Today I typed the phrase “I’m floundering” in the Google search bar (a fun little way to distract your mind sometimes) It led me, as you might expect, hither and yon, but it did lead me to the story of Sumedha Khanna, a physician who worked with the WHO for many years, and now focuses on individual and collective women’s health issues – physical, mental, and spiritual health. On one of the pages of her website, I read the following quote:

When we enter a forest phase in our lives, we enter a period of wandering and a time of potential soul growth. In the forest it is possible to reconnect with our own innate nature, to meet what we have kept in the shadows and what we have been kept from knowing or acknowledging about ourselves. Here it is possible to find out what we have been cut off from, to “re-member” a once vital aspect of ourselves. We may uncover a wellspring of creativity that has been hidden for decades. Most of all, once in the forest, we must find within ourselves whatever we need to survive. —Jean Shinoda Bolen, Crossing to Avalon

I think the thought that struck me in this passage was that it is OK to wander, in fact, it is expected to wander in midlife; and that wandering is fruitful and productive and good – not something to freak out about, and attempt to distract oneself from, and attempt to figure out. 

Because a lot of what we see when we look at other people, either IRL (in “real life”) or online, is very one- or two-dimensional. We read the writings of mommy bloggers and believe that they, in their child-rearing years, have everything all figured out. At the very least, they have a firm identity as, well, mommies. As I did, when my children were young.

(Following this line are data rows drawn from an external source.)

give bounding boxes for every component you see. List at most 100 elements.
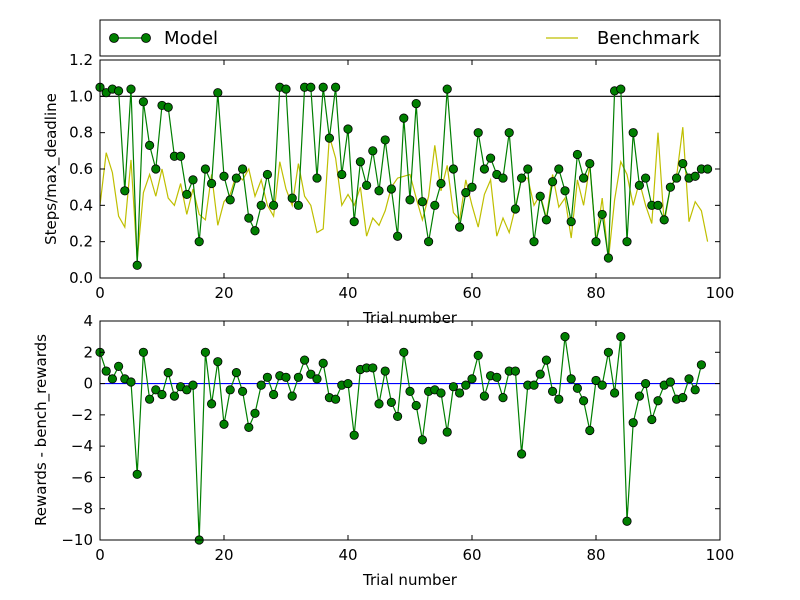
- model-data-point: [578, 396, 589, 406]
- model-data-point: [318, 358, 328, 368]
- y-axis: 0.0 0.2 0.4 0.6 0.8 1.0 1.2: [69, 51, 720, 287]
- model-data-point: [572, 383, 583, 393]
- model-data-point: [126, 377, 136, 387]
- model-data-point: [609, 388, 620, 398]
- model-data-point: [306, 82, 316, 92]
- plot-frame: [99, 320, 721, 541]
- x-tick-label: 100: [706, 284, 735, 302]
- model-data-point: [374, 186, 384, 196]
- model-data-point: [436, 388, 446, 398]
- model-data-point: [622, 516, 632, 526]
- model-data-point: [114, 361, 124, 371]
- model-data-point: [430, 200, 440, 210]
- model-data-point: [392, 411, 403, 422]
- y-tick-label: 0.0: [69, 269, 93, 287]
- model-data-point: [330, 82, 341, 92]
- model-data-point: [597, 380, 607, 390]
- model-data-point: [386, 184, 396, 194]
- model-data-point: [151, 164, 161, 174]
- model-data-point: [417, 435, 427, 445]
- model-data-point: [306, 369, 316, 379]
- model-data-point: [616, 332, 626, 342]
- model-data-point: [293, 200, 303, 210]
- model-data-point: [244, 213, 254, 223]
- y-axis: −10 −8 −6 −4 −2 0 2 4: [61, 312, 720, 549]
- model-data-point: [207, 178, 217, 189]
- model-data-point: [547, 386, 558, 396]
- model-data-point: [268, 389, 279, 400]
- model-data-point: [405, 386, 415, 396]
- x-tick-label: 100: [706, 546, 735, 564]
- model-data-point: [213, 357, 223, 367]
- model-data-point: [690, 385, 700, 395]
- model-data-point: [578, 173, 589, 183]
- y-tick-label: 0.6: [69, 160, 93, 178]
- model-data-point: [479, 391, 489, 401]
- model-data-point: [392, 231, 403, 241]
- model-data-point: [176, 151, 186, 161]
- model-data-point: [368, 363, 378, 373]
- model-data-point: [467, 182, 477, 192]
- model-data-point: [225, 385, 235, 395]
- legend-model-marker: [109, 33, 119, 43]
- model-data-point: [436, 178, 446, 189]
- model-data-point: [250, 226, 260, 236]
- model-data-point: [349, 430, 359, 440]
- y-tick-label: −10: [61, 531, 93, 549]
- x-tick-label: 40: [338, 284, 357, 302]
- model-data-point: [324, 133, 334, 143]
- model-data-point: [616, 84, 626, 94]
- model-data-point: [529, 380, 539, 390]
- model-data-point: [485, 153, 496, 163]
- model-data-point: [361, 180, 372, 190]
- model-data-point: [188, 380, 198, 390]
- model-data-point: [461, 188, 471, 198]
- model-data-point: [634, 180, 645, 190]
- model-data-point: [138, 347, 148, 357]
- y-axis-label: Rewards - bench_rewards: [32, 334, 51, 526]
- series-group: [95, 332, 707, 545]
- model-data-point: [132, 469, 142, 479]
- model-data-point: [281, 84, 291, 94]
- x-tick-label: 20: [214, 546, 233, 564]
- model-data-point: [182, 189, 192, 200]
- model-data-point: [343, 124, 353, 134]
- model-data-point: [572, 149, 583, 160]
- model-data-point: [634, 391, 645, 401]
- model-data-point: [169, 391, 179, 401]
- model-data-point: [510, 204, 521, 214]
- rewards-chart: 0 20 40 60 80 100 −10 −8 −6 −4 −2 0 2 4 Trial number…: [32, 312, 734, 589]
- model-data-point: [640, 173, 651, 183]
- model-data-point: [535, 369, 545, 379]
- model-data-point: [231, 173, 241, 183]
- model-data-point: [194, 237, 204, 247]
- x-axis-label: Trial number: [362, 571, 458, 589]
- model-data-point: [145, 140, 155, 150]
- model-data-point: [343, 378, 353, 389]
- y-tick-label: 0: [83, 375, 93, 393]
- model-data-point: [585, 158, 595, 169]
- model-data-point: [330, 394, 341, 404]
- model-data-point: [498, 393, 508, 403]
- model-data-point: [665, 377, 676, 387]
- model-data-point: [225, 195, 235, 205]
- model-data-point: [200, 347, 210, 357]
- model-data-point: [287, 391, 297, 401]
- model-data-point: [157, 389, 167, 400]
- x-tick-label: 20: [214, 284, 233, 302]
- x-tick-label: 80: [586, 546, 605, 564]
- steps-chart: 0 20 40 60 80 100 0.0 0.2 0.4 0.6 0.8 1.0 1.2 Trial…: [42, 51, 734, 327]
- model-data-point: [120, 186, 130, 196]
- model-data-point: [231, 368, 241, 378]
- model-data-point: [200, 164, 210, 174]
- model-data-point: [151, 385, 161, 395]
- model-data-point: [138, 97, 148, 107]
- y-tick-label: −8: [71, 500, 93, 518]
- model-data-point: [628, 128, 638, 138]
- model-data-point: [702, 164, 713, 174]
- model-data-point: [473, 128, 483, 138]
- model-data-point: [454, 388, 465, 398]
- model-data-point: [293, 372, 303, 382]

Fashion bloggers know what they’re doing when it comes to looking cool every time they leave the house. Travel bloggers not only go to cool places, but they know their way around in very cool places. Foodie bloggers, somehow, create very cool dishes when I am looking around for chips when I finally drag my butt home from work.

But I wander. Because I’m at a time in my life when my children are adults, and my parents are all gone. My spiritual beliefs are a fluid and dynamic thing. I love my work, but it wears me to a frazzle and hurts my idealistic little heart sometimes. I adore my husband, but I don’t want to be in his hip pocket all day everyday.

I care passionately about social justice and I am in love to the point of giddiness with people and their stories, their courage and their strengths. I think the little human beings who happen to be my grandchildren are amazing, creative, magical little creatures that inspire awe and delight in me. And I love beautiful things – even if no one else sees beauty in them.

So, I created for myself a space in which I could speak, and if you are here, I warn you that I cannot predict the topics on which I will speak. I may speak about my beloved son, whose actions landed himself in prison, and I am just as likely to crate word vignettes about people for whom the lack of access to healthcare is nothing less than genocide. I may laugh about how my friends all bring me T-shirts and doodads about Red Solo Cups, and my fondness for margaritas. I may rhapsodize about my friends, who are talented, hard-loving, loyal-to-the-bone people that have marched with me into the fires of hell and never noticed the heat. Or I may describe the charming details of the flu. Who knows?

I may not interest anyone else, but I am coming to know that I am a tapestry on two feet, with a snag here and probably a cigarette burn or two there. What I say may not matter in the grand scheme of things (whatever that is), but it very much matters that I have a place in which to say them. Exhaling is just as important as inhaling.